Mr. Peres, who was serving as foreign minister, signed the accords on Sept. 13, 1993, in a ceremony on the South Lawn of the White House as Rabin and their old enemy Yasser Arafat, the chairman of the PLO, looked on and, with some prodding by President Bill Clinton, shook hands.


It was a gesture both unprecedented and historic. Up to that time, Israel had refused to negotiate directly with the PLO. Mr. Peres broke the taboo, and the impasse.

“What we are doing today is more than signing an agreement; it is a revolution,” he said at the ceremony. “Yesterday a dream, today a commitment.”

Mr. Peres, Rabin, and Arafat were awarded the Nobel Peace Prize in 1994.

But the era of good feelings did not last. It was shattered in 2000 after a visit by the opposition leader Ariel Sharon to the sacred plaza in Jerusalem known to Jews as the Temple Mount and to Muslims as the Noble Sanctuary. The next day, the Israeli police fired on stone-throwing protesters, inaugurating a new round of violence that became known as the second intifada.

It did not end until Arafat died in 2004, bringing new leadership to the Palestinians and a new effort at coexistence led by Sharon, a former hawk who was elected prime minister and withdrew Israeli settlers and soldiers from Gaza and small parts of the West Bank.

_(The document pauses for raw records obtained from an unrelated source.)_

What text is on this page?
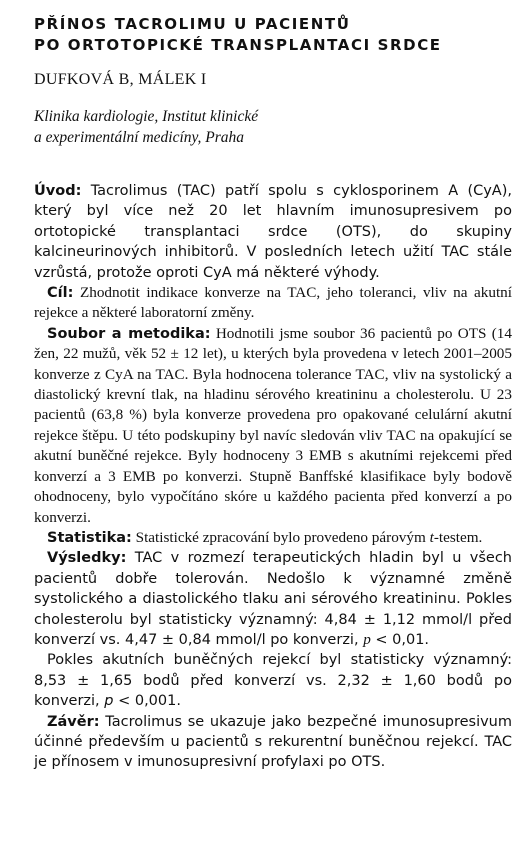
PŘÍNOS TACROLIMU U PACIENTŮ
PO ORTOTOPICKÉ TRANSPLANTACI SRDCE
DUFKOVÁ B, MÁLEK I
Klinika kardiologie, Institut klinické
a experimentální medicíny, Praha

Úvod: Tacrolimus (TAC) patří spolu s cyklosporinem A (CyA), který byl více než 20 let hlavním imunosupresivem po ortotopické transplantaci srdce (OTS), do skupiny kalcineurinových inhibitorů. V posledních letech užití TAC stále vzrůstá, protože oproti CyA má některé výhody.

Cíl: Zhodnotit indikace konverze na TAC, jeho toleranci, vliv na akutní rejekce a některé laboratorní změny.

Soubor a metodika: Hodnotili jsme soubor 36 pacientů po OTS (14 žen, 22 mužů, věk 52 ± 12 let), u kterých byla provedena v letech 2001–2005 konverze z CyA na TAC. Byla hodnocena tolerance TAC, vliv na systolický a diastolický krevní tlak, na hladinu sérového kreatininu a cholesterolu. U 23 pacientů (63,8 %) byla konverze provedena pro opakované celulární akutní rejekce štěpu. U této podskupiny byl navíc sledován vliv TAC na opakující se akutní buněčné rejekce. Byly hodnoceny 3 EMB s akutními rejekcemi před konverzí a 3 EMB po konverzi. Stupně Banffské klasifikace byly bodově ohodnoceny, bylo vypočítáno skóre u každého pacienta před konverzí a po konverzi.

Statistika: Statistické zpracování bylo provedeno párovým t-testem.

Výsledky: TAC v rozmezí terapeutických hladin byl u všech pacientů dobře tolerován. Nedošlo k významné změně systolického a diastolického tlaku ani sérového kreatininu. Pokles cholesterolu byl statisticky významný: 4,84 ± 1,12 mmol/l před konverzí vs. 4,47 ± 0,84 mmol/l po konverzi, p < 0,01.

Pokles akutních buněčných rejekcí byl statisticky významný: 8,53 ± 1,65 bodů před konverzí vs. 2,32 ± 1,60 bodů po konverzi, p < 0,001.

Závěr: Tacrolimus se ukazuje jako bezpečné imunosupresivum účinné především u pacientů s rekurentní buněčnou rejekcí. TAC je přínosem v imunosupresivní profylaxi po OTS.
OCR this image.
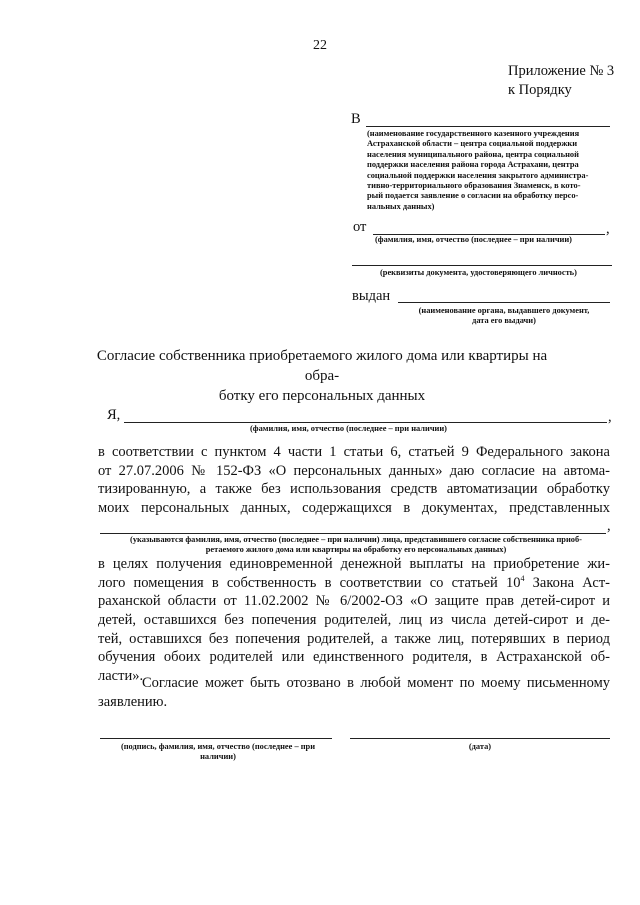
22
Приложение № 3
к Порядку
В
(наименование государственного казенного учреждения
Астраханской области – центра социальной поддержки
населения муниципального района, центра социальной
поддержки населения района города Астрахани, центра
социальной поддержки населения закрытого администра-
тивно-территориального образования Знаменск, в кото-
рый подается заявление о согласии на обработку персо-
нальных данных)
от	,
(фамилия, имя, отчество (последнее – при наличии)
(реквизиты документа, удостоверяющего личность)
выдан
(наименование органа, выдавшего документ,
дата его выдачи)
Согласие собственника приобретаемого жилого дома или квартиры на обра-
ботку его персональных данных
Я,	,
(фамилия, имя, отчество (последнее – при наличии)
в соответствии с пунктом 4 части 1 статьи 6, статьей 9 Федерального закона
от 27.07.2006 № 152-ФЗ «О персональных данных» даю согласие на автома-
тизированную, а также без использования средств автоматизации обработку
моих персональных данных, содержащихся в документах, представленных
,
(указываются фамилия, имя, отчество (последнее – при наличии) лица, представившего согласие собственника приоб-
ретаемого жилого дома или квартиры на обработку его персональных данных)
в целях получения единовременной денежной выплаты на приобретение жи-
лого помещения в собственность в соответствии со статьей $10^4$ Закона Аст-
раханской области от 11.02.2002 № 6/2002-ОЗ «О защите прав детей-сирот и
детей, оставшихся без попечения родителей, лиц из числа детей-сирот и де-
тей, оставшихся без попечения родителей, а также лиц, потерявших в период
обучения обоих родителей или единственного родителя, в Астраханской об-
ласти».
Согласие может быть отозвано в любой момент по моему письменному
заявлению.
(подпись, фамилия, имя, отчество (последнее – при
наличии)
(дата)
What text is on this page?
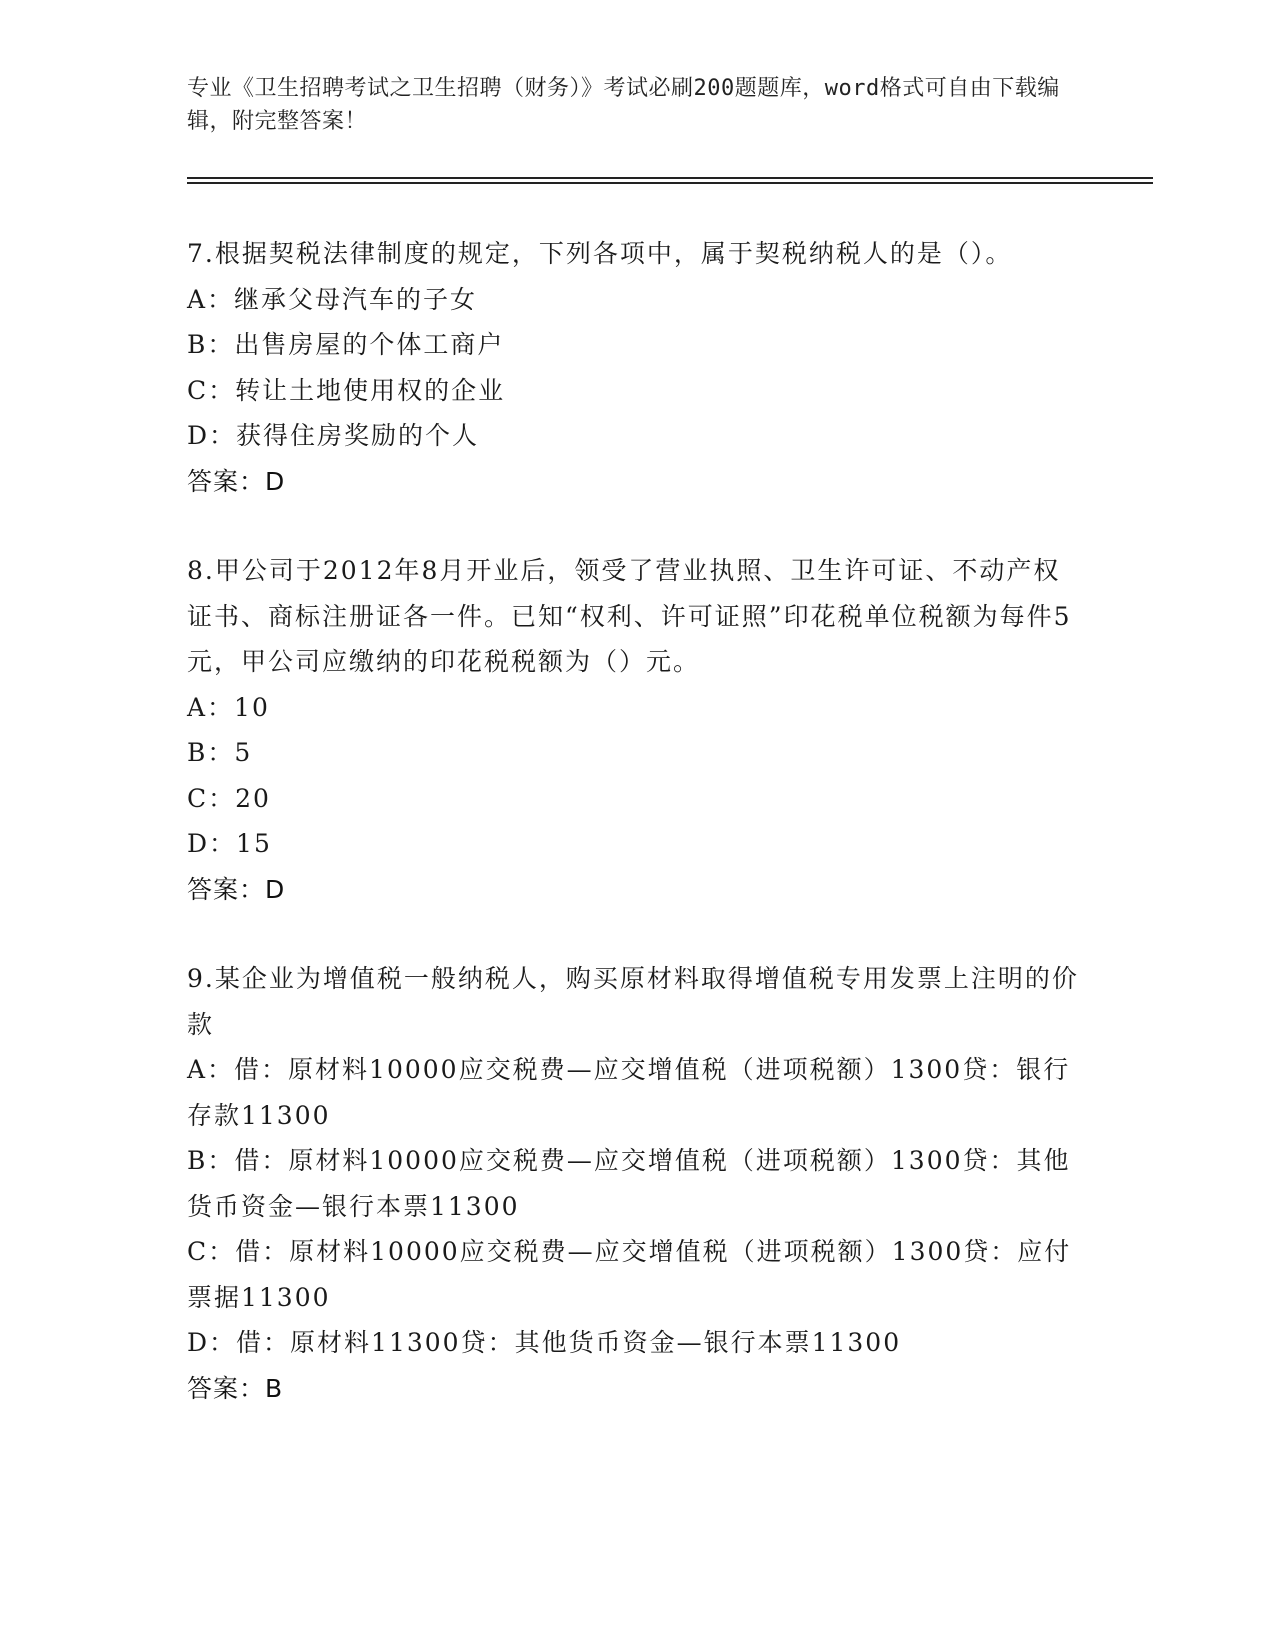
专业《卫生招聘考试之卫生招聘（财务）》考试必刷200题题库，word格式可自由下载编辑，附完整答案！

7.根据契税法律制度的规定，下列各项中，属于契税纳税人的是（）。

A：继承父母汽车的子女

B：出售房屋的个体工商户

C：转让土地使用权的企业

D：获得住房奖励的个人

答案：D

8.甲公司于2012年8月开业后，领受了营业执照、卫生许可证、不动产权证书、商标注册证各一件。已知“权利、许可证照”印花税单位税额为每件5元，甲公司应缴纳的印花税税额为（）元。

A：10

B：5

C：20

D：15

答案：D

9.某企业为增值税一般纳税人，购买原材料取得增值税专用发票上注明的价款

A：借：原材料10000应交税费—应交增值税（进项税额）1300贷：银行存款11300

B：借：原材料10000应交税费—应交增值税（进项税额）1300贷：其他货币资金—银行本票11300

C：借：原材料10000应交税费—应交增值税（进项税额）1300贷：应付票据11300

D：借：原材料11300贷：其他货币资金—银行本票11300

答案：B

A man of medium height and slender, athletic build — his dark hair turned gray and then white in his later years — Mr. Peres always exuded vitality, despite a schedule that kept him going 18 hours a day. When, on his 88th birthday, he was offered a traditional Jewish greeting, “May you live till 120,” he retorted without missing a beat, “Don’t be stingy.”


Mr. Peres was married to the former Sonya Gelman, who shunned the spotlight to the point of refusing to move into the president’s house when he took his last public post. She died in January 2011. They had three children: a daughter, Zvia, and two sons, Jonathan and Nehemya.

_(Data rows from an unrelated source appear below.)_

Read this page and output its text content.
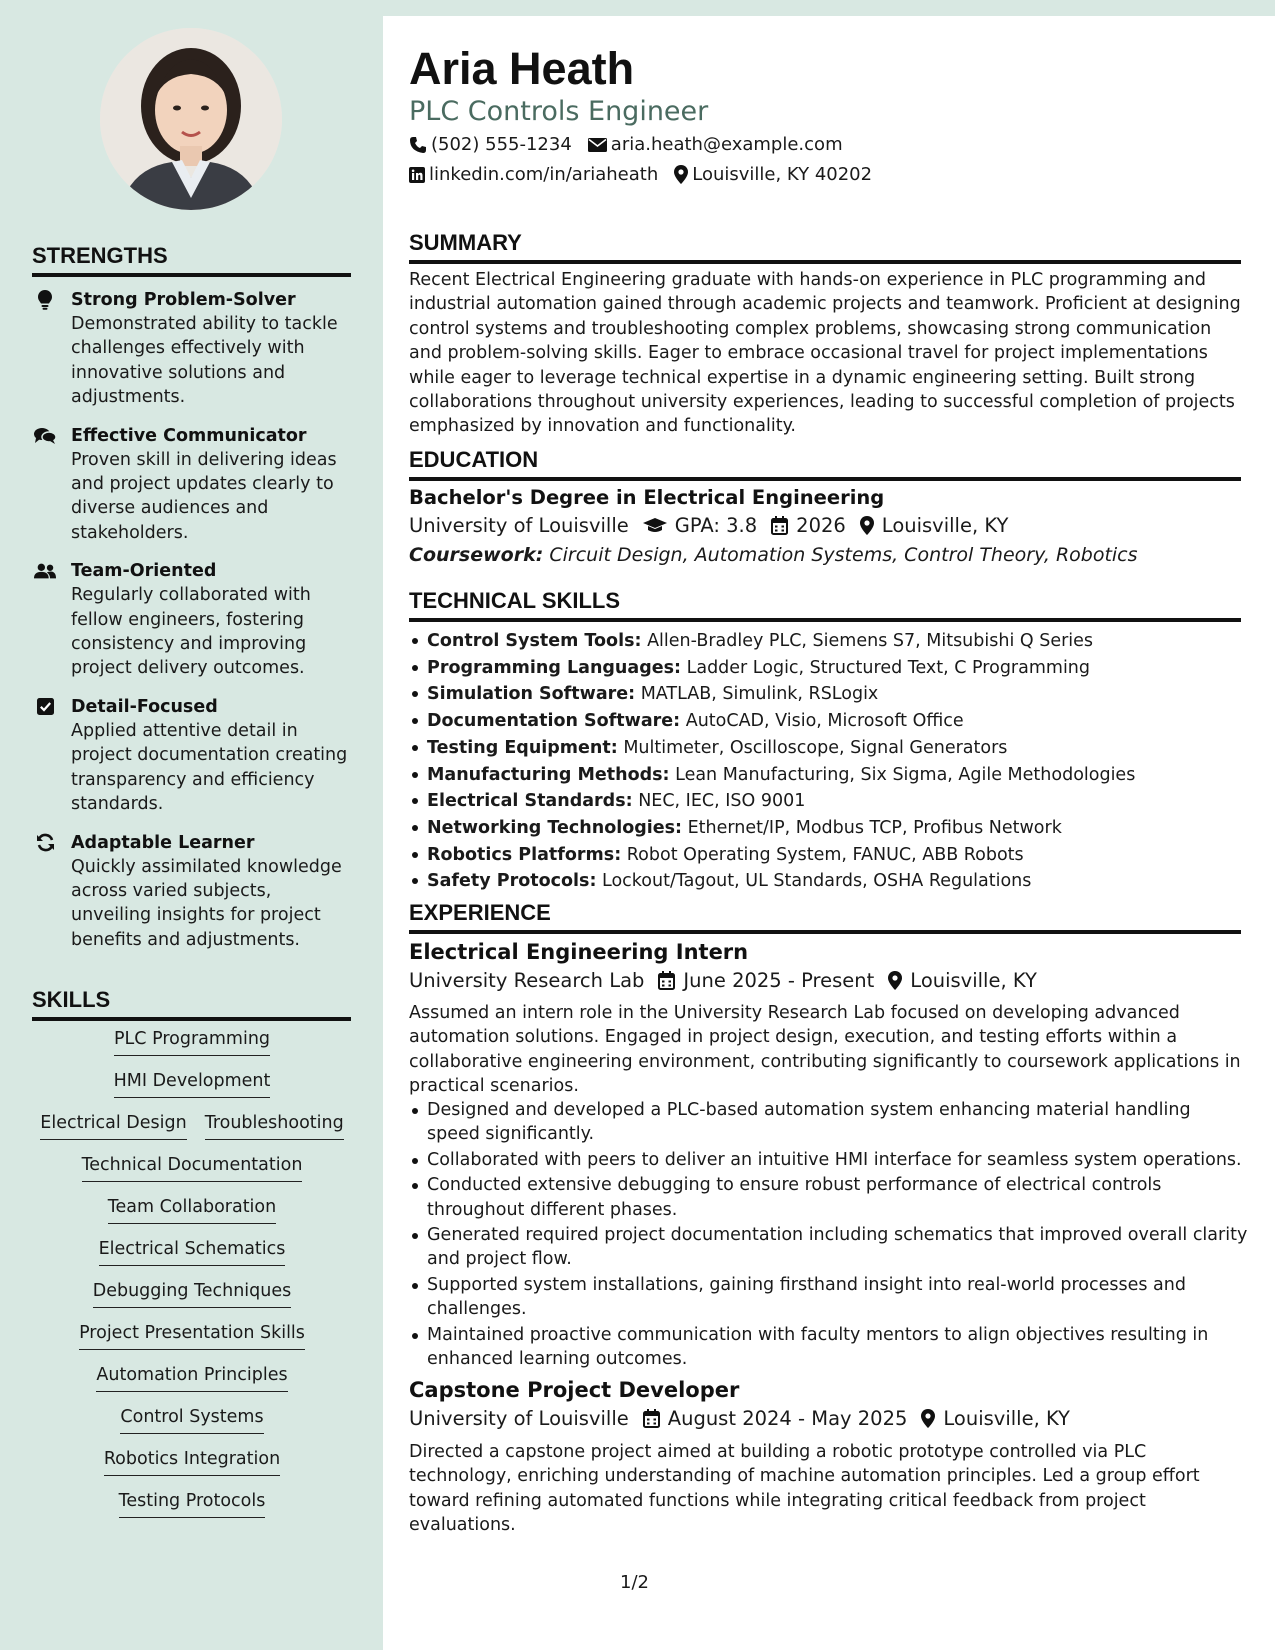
STRENGTHS
Strong Problem-Solver
Demonstrated ability to tackle challenges effectively with innovative solutions and adjustments.
Effective Communicator
Proven skill in delivering ideas and project updates clearly to diverse audiences and stakeholders.
Team-Oriented
Regularly collaborated with fellow engineers, fostering consistency and improving project delivery outcomes.
Detail-Focused
Applied attentive detail in project documentation creating transparency and efficiency standards.
Adaptable Learner
Quickly assimilated knowledge across varied subjects, unveiling insights for project benefits and adjustments.
SKILLS
PLC Programming
HMI Development
Electrical Design Troubleshooting
Technical Documentation
Team Collaboration
Electrical Schematics
Debugging Techniques
Project Presentation Skills
Automation Principles
Control Systems
Robotics Integration
Testing Protocols
Aria Heath
PLC Controls Engineer
(502) 555-1234 aria.heath@example.com
linkedin.com/in/ariaheath Louisville, KY 40202
SUMMARY
Recent Electrical Engineering graduate with hands-on experience in PLC programming and industrial automation gained through academic projects and teamwork. Proficient at designing control systems and troubleshooting complex problems, showcasing strong communication and problem-solving skills. Eager to embrace occasional travel for project implementations while eager to leverage technical expertise in a dynamic engineering setting. Built strong collaborations throughout university experiences, leading to successful completion of projects emphasized by innovation and functionality.
EDUCATION
Bachelor's Degree in Electrical Engineering
University of Louisville GPA: 3.8 2026 Louisville, KY
Coursework: Circuit Design, Automation Systems, Control Theory, Robotics
TECHNICAL SKILLS
Control System Tools: Allen-Bradley PLC, Siemens S7, Mitsubishi Q Series
Programming Languages: Ladder Logic, Structured Text, C Programming
Simulation Software: MATLAB, Simulink, RSLogix
Documentation Software: AutoCAD, Visio, Microsoft Office
Testing Equipment: Multimeter, Oscilloscope, Signal Generators
Manufacturing Methods: Lean Manufacturing, Six Sigma, Agile Methodologies
Electrical Standards: NEC, IEC, ISO 9001
Networking Technologies: Ethernet/IP, Modbus TCP, Profibus Network
Robotics Platforms: Robot Operating System, FANUC, ABB Robots
Safety Protocols: Lockout/Tagout, UL Standards, OSHA Regulations
EXPERIENCE
Electrical Engineering Intern
University Research Lab June 2025 - Present Louisville, KY
Assumed an intern role in the University Research Lab focused on developing advanced automation solutions. Engaged in project design, execution, and testing efforts within a collaborative engineering environment, contributing significantly to coursework applications in practical scenarios.
Designed and developed a PLC-based automation system enhancing material handling speed significantly.
Collaborated with peers to deliver an intuitive HMI interface for seamless system operations.
Conducted extensive debugging to ensure robust performance of electrical controls throughout different phases.
Generated required project documentation including schematics that improved overall clarity and project flow.
Supported system installations, gaining firsthand insight into real-world processes and challenges.
Maintained proactive communication with faculty mentors to align objectives resulting in enhanced learning outcomes.
Capstone Project Developer
University of Louisville August 2024 - May 2025 Louisville, KY
Directed a capstone project aimed at building a robotic prototype controlled via PLC technology, enriching understanding of machine automation principles. Led a group effort toward refining automated functions while integrating critical feedback from project evaluations.
1/2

Mr. Peres was an effective speaker, comfortable in front of large audiences as well as the television camera.

He also wrote poetry and was given to quoting the ancient Greeks and Flaubert and Churchill. He published a dozen books, including “The New Middle East,” in 1993, and “Battling for Peace,” a memoir, in 1995. His last book was an affectionate political biography of his mentor, the country’s founding prime minister, David Ben-Gurion.

Mr. Peres was born Shimon Persky on Aug. 16, 1923, in the small village of Vishniewa, Poland, to a merchant family. His parents, Yitzhak and Sara Persky, took him to Palestine when he was 11, where he studied in Tel Aviv and then entered an agricultural school.

Mr. Peres, who frequently drew on historical allusions, thought of himself as philosopher more than a politician. When asked about the 1993 Oslo Accords, he said: “There was no alternative. We had to do it.”

He added, “An ancient Greek philosopher was asked what is the difference between war and peace. ‘In war,’ he replied, ‘the old bury the young. In peace, the young bury the old.’ I felt that if I could make the world better for the young, that would be the greatest thing we can do.”